Alma Datil Calderón
Iniciando con el primer verso del poema «¡Oh mi fino, mi melado duque de la Mermelada!…» de Luis Palés Matos
¡Oh mi fino, mi melado duque de la Mermelada!
¿Dónde están tus caimanes en el lejano aduar del Pongo,
y la sombra azul y redonda de tus baobabs africanos,
y tus quince mujeres olorosas a selva y a fango?
Recuerdo esos primeros versos que Leopoldo Santiago declamó en mi escuela superior. La versatilidad y dramatización evocaba al teatro con su cuerpo y captó mi atención. Por un momento, imaginé una luz enfocando mi piel negra y mi mano estirándose a tomar la silueta que se apareció ante mis ojos. Las tablas bajo mis pies temblaron, mi cuerpo se colocó entre las sombras de la sala y luego, todo se fue. Rechacé aquella visión y tiempo después, en los pasillos de la IUPI, mi boca cargaba un t-t-t-t que me hacía cosquillas en la lengua, cuando de momento…
—Victoria, Vicky, ¡Victoria!
A leguas, oía tras bastidores el bis de mis libretas viejas pidiendo que regrese. Los versos y mundos que guardé en ellas rogaban que les quitara el telón y los vistiera de carne para que rodaran por la tarima. La inseguridad que me agobiaba se fue esfumando cuando mi amigo me llevó a cruzar el umbral del taller de teatro y mis caminos volvieron a cruzar con Leopoldo. De repente, sentí a Tea y Tro (las sombras de mi infancia) sentarse en mis hombros. “Vicky, ¿nos das luz?”
Y así, El retablo de las maravillas me estrenó en el mundo del teatro.
Uno tras otro, fui subiendo y bajando los contrapesos de mi obra maestra llamada vida. Quería conocer, tocar, ver las fases de ella. Actuar, dirigir, escribir, enseñar; qué papel necesitas que llene y allí estaré. Hacíamos teatro infantil para estudiantes desde elemental hasta superior, pero los de intermedia y superior protestaron. “¡Yo no soy chiquito, yo soy grande!”
Busqué, busqué y busqué hasta que les dimos mucha mierda con la comedieta a ellos. Mira que les dimos lata a esas pequeñas comedias, pero se esfumó años más tarde.

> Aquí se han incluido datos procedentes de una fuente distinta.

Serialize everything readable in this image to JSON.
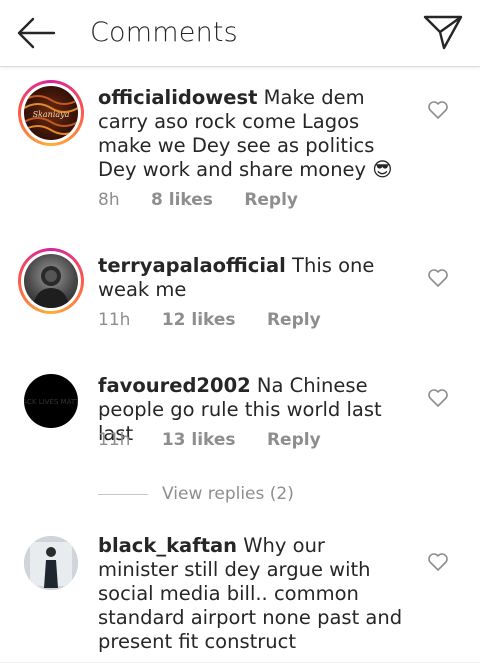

Aun así, seguí en busca de nuevos guiones para darles vida. ¿Y les digo algo? De mis aperturas de telón más grandes fue Así que pasen cinco años de Lorca. Puerto Rico fue el piloto para que esta obra pisara la tarima y a la vez iniciando hitos en mis páginas, la llegada de mi hijo Luis. Sol llegó luego con Los soles truncos. Entre sus manitas sentí los pulsos del teatro cobrar nueva vida. Los muchachos corrían por los pasillos y sus carcajadas movían las lentejuelas de nuestros vestuarios. Trajeron nueva cotidianidad a mi arte y en ellos entendí que lo que hago no es solo para ellos, sino para el resto de los jóvenes del teatro y las artes. Especialmente luego de lo sucedido en México. Donde los estudiantes reunidos en la plaza en Tlatelolco fuimos acorralados por la milicia de su pueblo. Todo fue rápido. Apenas corrí tras la vista de globos y el cantar de fusiles, me tropecé. “Sígame”.
Una tela escocesa me agarró del brazo y me arrastró fuera de la muchedumbre. Cuerpos dispersados de estudiantes tronchados por el gobierno, pechos destrozados y cabezas regadas. No alcancé a agradecer al hombre que me salvó. Si no fuese por él, qué sería de mí.
Y entonces me pregunto ¿qué de nosotros? ¿Qué de los estudiantes que luchamos por el bien, por las artes, por nuestra voz y cuerpo? A nosotros actores de piel ancestral, que no nos llaman porque prefieren pintar un lienzo nuevo que usar la pieza hecha. Aquí no se vive del teatro. Nos obligan a buscar otros respaldos, otros seguros, un parcialismo de tu entretenimiento cuando en Broadway corren 8 horas al día y aquí nos recursan de bastidor. A nosotros los actores, huérfanos de sindicatos, nos arrinconan a volver a empezar, y empezar, empezar, empezar ¿hasta qué? ¿Hasta que Tea y Tro regresen a las sombras? Entonces, ¿somos o no somos?
Hay que cambiar, hay que redirigir, porque yo me voy y ustedes son los que se quedan.